Thomas Singleton, who died November 29th, 1779, left the recipe by Will to his son, William Singleton. In 1799, during Williams Singletons, proprietorship, he received a testimonial from the war office, 
signed by his royal highness the Duke of York, bearing testimony to the great value of singletons Eye Ointment which had been ordered for use in the British Army whilst in Egypt 1798 to 1800, 
during the campaign against Napoleon Bonaparte. 
Large numbers of British soldiers whose eyes had been injured by the hot desert sand of Egypt were perfectly cured by its use. 
William Singleton settled the right and recipe on his only child, his daughter Selina, on her marriage to Timothy Folgham.

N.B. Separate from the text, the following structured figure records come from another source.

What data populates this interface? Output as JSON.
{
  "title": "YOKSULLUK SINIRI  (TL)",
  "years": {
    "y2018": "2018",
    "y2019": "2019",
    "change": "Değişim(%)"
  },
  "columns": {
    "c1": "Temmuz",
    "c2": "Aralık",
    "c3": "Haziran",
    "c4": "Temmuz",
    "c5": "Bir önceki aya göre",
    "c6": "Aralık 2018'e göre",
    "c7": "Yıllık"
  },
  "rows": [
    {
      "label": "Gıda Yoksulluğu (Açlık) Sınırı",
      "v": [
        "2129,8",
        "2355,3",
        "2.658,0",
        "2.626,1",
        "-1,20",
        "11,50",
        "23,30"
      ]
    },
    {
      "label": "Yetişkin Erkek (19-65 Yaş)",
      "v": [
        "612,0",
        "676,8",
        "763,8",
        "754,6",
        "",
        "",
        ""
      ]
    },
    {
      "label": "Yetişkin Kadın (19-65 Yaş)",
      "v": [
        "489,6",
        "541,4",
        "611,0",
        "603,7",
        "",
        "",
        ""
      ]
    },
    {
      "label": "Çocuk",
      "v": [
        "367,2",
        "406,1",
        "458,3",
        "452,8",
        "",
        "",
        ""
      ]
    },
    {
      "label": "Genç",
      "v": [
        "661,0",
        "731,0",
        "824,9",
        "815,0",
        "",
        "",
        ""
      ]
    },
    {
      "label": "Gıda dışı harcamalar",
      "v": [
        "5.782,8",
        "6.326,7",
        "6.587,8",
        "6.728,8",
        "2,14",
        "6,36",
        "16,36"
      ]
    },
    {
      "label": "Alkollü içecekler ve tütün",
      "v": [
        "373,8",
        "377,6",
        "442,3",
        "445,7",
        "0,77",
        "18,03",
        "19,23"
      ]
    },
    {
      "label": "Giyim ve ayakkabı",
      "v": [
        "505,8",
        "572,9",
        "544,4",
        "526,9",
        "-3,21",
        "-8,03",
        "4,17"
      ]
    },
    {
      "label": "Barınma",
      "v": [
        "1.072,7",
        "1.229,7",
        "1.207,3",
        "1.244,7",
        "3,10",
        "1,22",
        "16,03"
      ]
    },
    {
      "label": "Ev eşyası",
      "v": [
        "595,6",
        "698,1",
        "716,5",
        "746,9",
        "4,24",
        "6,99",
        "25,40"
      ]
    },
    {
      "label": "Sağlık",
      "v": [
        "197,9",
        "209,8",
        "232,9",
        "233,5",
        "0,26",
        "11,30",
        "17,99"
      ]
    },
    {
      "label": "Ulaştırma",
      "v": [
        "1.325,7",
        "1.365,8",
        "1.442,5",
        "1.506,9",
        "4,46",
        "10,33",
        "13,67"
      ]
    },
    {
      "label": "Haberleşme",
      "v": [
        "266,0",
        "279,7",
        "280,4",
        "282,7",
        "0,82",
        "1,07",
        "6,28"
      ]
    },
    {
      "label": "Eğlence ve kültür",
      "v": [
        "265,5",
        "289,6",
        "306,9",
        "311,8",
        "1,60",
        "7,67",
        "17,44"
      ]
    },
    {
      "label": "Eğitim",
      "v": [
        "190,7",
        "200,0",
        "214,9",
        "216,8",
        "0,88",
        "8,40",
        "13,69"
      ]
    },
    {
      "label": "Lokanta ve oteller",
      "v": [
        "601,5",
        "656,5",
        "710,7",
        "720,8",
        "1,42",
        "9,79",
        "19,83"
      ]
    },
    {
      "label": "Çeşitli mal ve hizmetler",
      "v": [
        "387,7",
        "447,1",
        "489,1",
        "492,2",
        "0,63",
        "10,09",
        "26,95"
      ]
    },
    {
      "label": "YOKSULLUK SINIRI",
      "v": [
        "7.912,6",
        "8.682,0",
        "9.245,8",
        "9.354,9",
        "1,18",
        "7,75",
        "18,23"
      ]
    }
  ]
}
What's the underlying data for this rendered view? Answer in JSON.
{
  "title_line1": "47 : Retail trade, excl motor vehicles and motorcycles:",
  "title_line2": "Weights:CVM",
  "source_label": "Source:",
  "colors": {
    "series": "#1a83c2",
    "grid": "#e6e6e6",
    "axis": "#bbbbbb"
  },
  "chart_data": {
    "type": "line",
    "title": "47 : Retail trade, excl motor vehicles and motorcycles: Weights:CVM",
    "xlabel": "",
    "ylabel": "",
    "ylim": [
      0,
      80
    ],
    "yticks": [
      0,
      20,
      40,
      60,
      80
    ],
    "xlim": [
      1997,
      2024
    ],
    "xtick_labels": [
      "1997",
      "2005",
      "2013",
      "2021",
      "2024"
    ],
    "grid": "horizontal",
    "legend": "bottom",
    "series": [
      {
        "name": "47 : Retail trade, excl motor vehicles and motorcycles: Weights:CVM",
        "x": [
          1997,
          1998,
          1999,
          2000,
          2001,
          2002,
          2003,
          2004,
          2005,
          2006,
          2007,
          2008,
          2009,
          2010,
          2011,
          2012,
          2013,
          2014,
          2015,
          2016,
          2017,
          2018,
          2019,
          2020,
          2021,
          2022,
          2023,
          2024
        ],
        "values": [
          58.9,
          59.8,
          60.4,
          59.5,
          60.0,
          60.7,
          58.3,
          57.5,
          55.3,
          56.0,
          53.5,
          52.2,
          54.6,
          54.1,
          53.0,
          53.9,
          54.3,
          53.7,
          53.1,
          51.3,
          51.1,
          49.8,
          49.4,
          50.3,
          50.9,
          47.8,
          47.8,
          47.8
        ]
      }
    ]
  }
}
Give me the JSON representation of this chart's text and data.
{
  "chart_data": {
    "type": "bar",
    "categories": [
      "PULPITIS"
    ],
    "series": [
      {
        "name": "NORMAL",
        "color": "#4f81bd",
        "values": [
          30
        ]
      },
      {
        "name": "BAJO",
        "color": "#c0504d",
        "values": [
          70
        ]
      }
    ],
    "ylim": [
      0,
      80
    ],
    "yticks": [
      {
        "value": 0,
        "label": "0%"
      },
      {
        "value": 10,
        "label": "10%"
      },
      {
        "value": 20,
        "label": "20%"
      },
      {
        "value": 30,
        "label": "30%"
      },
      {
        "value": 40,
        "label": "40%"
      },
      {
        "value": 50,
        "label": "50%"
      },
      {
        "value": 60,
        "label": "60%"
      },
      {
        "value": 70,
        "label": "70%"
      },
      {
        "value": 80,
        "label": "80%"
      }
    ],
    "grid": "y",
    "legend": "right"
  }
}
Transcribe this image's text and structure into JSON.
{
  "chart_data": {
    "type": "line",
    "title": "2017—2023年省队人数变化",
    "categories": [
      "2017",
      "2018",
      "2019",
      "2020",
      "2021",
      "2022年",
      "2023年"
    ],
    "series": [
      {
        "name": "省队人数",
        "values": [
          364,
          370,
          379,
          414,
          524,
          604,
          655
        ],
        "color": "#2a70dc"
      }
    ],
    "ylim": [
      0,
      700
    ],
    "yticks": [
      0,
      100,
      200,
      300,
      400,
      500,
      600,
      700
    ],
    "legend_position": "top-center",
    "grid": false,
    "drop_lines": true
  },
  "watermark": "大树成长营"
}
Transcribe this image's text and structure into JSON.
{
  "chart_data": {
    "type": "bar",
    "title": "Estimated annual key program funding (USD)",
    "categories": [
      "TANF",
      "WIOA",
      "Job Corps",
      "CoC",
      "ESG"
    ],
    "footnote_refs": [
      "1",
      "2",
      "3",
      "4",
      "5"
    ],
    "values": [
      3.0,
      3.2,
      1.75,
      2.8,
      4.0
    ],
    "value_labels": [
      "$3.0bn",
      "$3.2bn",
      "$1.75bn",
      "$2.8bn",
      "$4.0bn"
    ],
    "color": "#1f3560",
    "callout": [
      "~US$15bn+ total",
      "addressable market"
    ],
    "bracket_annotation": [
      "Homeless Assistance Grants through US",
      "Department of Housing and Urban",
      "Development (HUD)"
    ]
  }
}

Selina Folgham who died January 10th 1816, left the recipe by Will to her five children, share and share alike.
It was about the year 1804 that the porcelain pedestal pots were first made expressly for Singletons Eye Ointments.  
One of these pots was subsequently acquired by Sir E.W.Franks, K.C.B., for the Franks collection in the British museum.
 
A.D. 1816 to  1825
 
As the eldest child of this union, William Singleton Folgham, died, the recipe vested in the next eldest, viz. Selina, by virtue of an award by Robert Bowyer, Esq. (ordered by Lord Eldon), 
which was made an order in Chancery. William Singleton Folgham died July 26th, 1826 (vide the Singleton family tomb).
 
A.D. 1825 to 1874
 
In 1825, Selina Folgham, the holder of the recipe for Singletons Eye Ointment, married Mr Stephen Green. Her one fifth share thereof being the subject of her marriage settlement.
She was the great grand daughter of Thomas Singleton, and at her death, March 13th, 1831, the one fifth share became the property of Mr Stephen Green.
For a large consideration she purchased the rights of the next two children, the fourth and fifth being wards in Chancery under a commission of lunacy. 
An annuity for each one of them was arranged, and these annuities were paid until their death in the year 1879.
From the year 1848, Mr Stephen Green became the sole and entire proprietor of the recipe and emoluments thereof.
 
A.D. 1874 to present time     ( circa 1930)
 
Mr Stephen Green died aged 77 in 1874 and after remaining a short time in the hands of his niece, the recipe passed in 1877 by Mr Stephen Green's will, to his grand-nephew and namesake Mr Stephen Green, 
now deceased. His. personal representatives now hold the recipe and continue the manufacture of the old remedy.
 

Further detailed information regarding these eye pedestals can be obtained from the Historical Guide to Delftware and Victorian Ointment Pots book produced by Messrs. Houghton & Priestley, pages 126 to 128.